The A* algorithm itself is well documented on Wikipedia. The key place to optimise is the selection of the best node from the open list, for which you need a high-performance priority queue. If you're using C++ you can use the STL priority_queue adapter.
Customising the algorithm to route over different parts of the network (e.g., pedestrian, car, public transport, etc.) of favour speed, distance or other criteria is quite easy. You do that by writing filters to control which route segments are available, when building the network, and which weight is assigned to each one.
Another thought occurs to me regarding the cost of each traversal, but would increase the time and processing power required to compute.

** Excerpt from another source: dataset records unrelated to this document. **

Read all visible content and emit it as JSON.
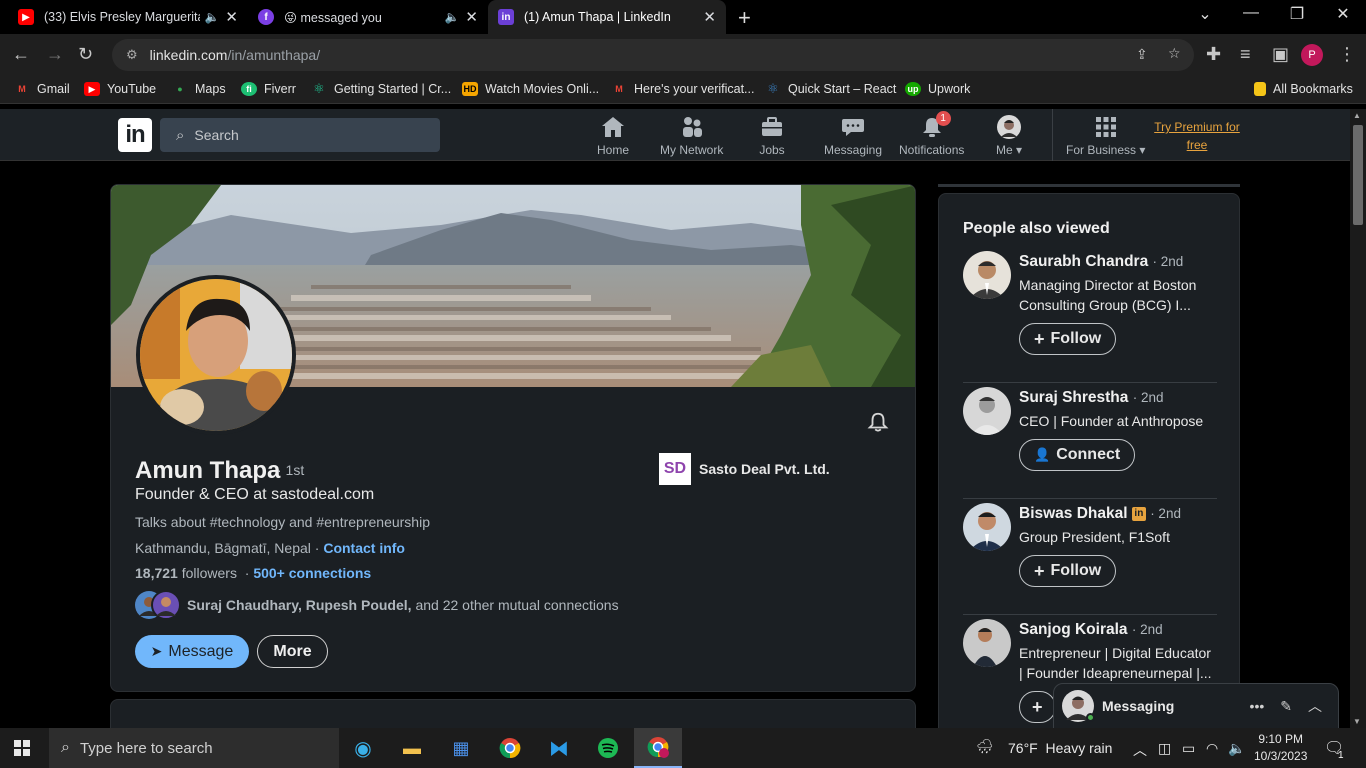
{
  "browser": {
    "tabs": [
      {
        "title": "(33) Elvis Presley Marguerita",
        "favicon": "youtube-icon"
      },
      {
        "title": "messaged you",
        "favicon": "facebook-icon",
        "prefix": "😜"
      },
      {
        "title": "(1) Amun Thapa | LinkedIn",
        "favicon": "linkedin-icon"
      }
    ],
    "url_host": "linkedin.com",
    "url_path": "/in/amunthapa/",
    "profile_initial": "P",
    "bookmarks": [
      {
        "label": "Gmail",
        "icon": "gmail-icon",
        "color": "#ea4335",
        "glyph": "M"
      },
      {
        "label": "YouTube",
        "icon": "youtube-icon",
        "color": "#ff0000",
        "glyph": "▶"
      },
      {
        "label": "Maps",
        "icon": "maps-icon",
        "color": "#34a853",
        "glyph": "●"
      },
      {
        "label": "Fiverr",
        "icon": "fiverr-icon",
        "color": "#1dbf73",
        "glyph": "fi"
      },
      {
        "label": "Getting Started | Cr...",
        "icon": "react-icon",
        "color": "#20c997",
        "glyph": "⚛"
      },
      {
        "label": "Watch Movies Onli...",
        "icon": "hd-icon",
        "color": "#f5a500",
        "glyph": "HD"
      },
      {
        "label": "Here's your verificat...",
        "icon": "gmail-icon",
        "color": "#ea4335",
        "glyph": "M"
      },
      {
        "label": "Quick Start – React",
        "icon": "react-icon",
        "color": "#3b82c4",
        "glyph": "⚛"
      },
      {
        "label": "Upwork",
        "icon": "upwork-icon",
        "color": "#14a800",
        "glyph": "up"
      }
    ],
    "all_bookmarks": "All Bookmarks"
  },
  "linkedin": {
    "search_placeholder": "Search",
    "nav": [
      {
        "label": "Home",
        "icon": "home-icon",
        "glyph": "⌂"
      },
      {
        "label": "My Network",
        "icon": "network-icon",
        "glyph": "👥"
      },
      {
        "label": "Jobs",
        "icon": "briefcase-icon",
        "glyph": "💼"
      },
      {
        "label": "Messaging",
        "icon": "messaging-icon",
        "glyph": "💬"
      },
      {
        "label": "Notifications",
        "icon": "bell-icon",
        "glyph": "🔔",
        "badge": "1"
      },
      {
        "label": "Me",
        "icon": "avatar"
      },
      {
        "label": "For Business",
        "icon": "grid-icon",
        "glyph": "⋮⋮⋮"
      }
    ],
    "premium": "Try Premium for free"
  },
  "profile": {
    "name": "Amun Thapa",
    "degree": "· 1st",
    "headline": "Founder & CEO at sastodeal.com",
    "talks_about": "Talks about #technology and #entrepreneurship",
    "location": "Kathmandu, Bāgmatī, Nepal ·",
    "contact_info": "Contact info",
    "followers_count": "18,721",
    "followers_label": "followers",
    "connections": "500+ connections",
    "mutual_names": "Suraj Chaudhary, Rupesh Poudel,",
    "mutual_rest": "and 22 other mutual connections",
    "company_logo_text": "SD",
    "company": "Sasto Deal Pvt. Ltd.",
    "message_btn": "Message",
    "more_btn": "More"
  },
  "people_also_viewed": {
    "title": "People also viewed",
    "people": [
      {
        "name": "Saurabh Chandra",
        "degree": "· 2nd",
        "title": "Managing Director at Boston Consulting Group (BCG) I...",
        "action": "Follow",
        "action_icon": "+"
      },
      {
        "name": "Suraj Shrestha",
        "degree": "· 2nd",
        "title": "CEO | Founder at Anthropose",
        "action": "Connect",
        "action_icon": "👤+"
      },
      {
        "name": "Biswas Dhakal",
        "degree": "· 2nd",
        "title": "Group President, F1Soft",
        "action": "Follow",
        "action_icon": "+",
        "in_badge": "in"
      },
      {
        "name": "Sanjog Koirala",
        "degree": "· 2nd",
        "title": "Entrepreneur | Digital Educator | Founder Ideapreneurnepal |...",
        "action": "",
        "action_icon": "+"
      }
    ]
  },
  "messaging_widget": {
    "label": "Messaging"
  },
  "taskbar": {
    "search_placeholder": "Type here to search",
    "weather_temp": "76°F",
    "weather_desc": "Heavy rain",
    "time": "9:10 PM",
    "date": "10/3/2023",
    "notif_count": "1"
  }
}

Example: There are 3 ways I can take (where I live) to go from point A to B, according to the GoogleMaps. Garmin units offer each of these 3 paths in the Quickest route calculation. After traversing each of these routes many times and averaging (obviously there will be errors depending on the time of day, amount of caffeine etc.), I feel the algorithms could take into account the number of bends in the road for high level of accuracy, e.g. straight road of 1 mile will be quicker than a 1 mile road with sharp bends in it.
Not a practical suggestion but certainly one I use to improve the result set of my daily commute.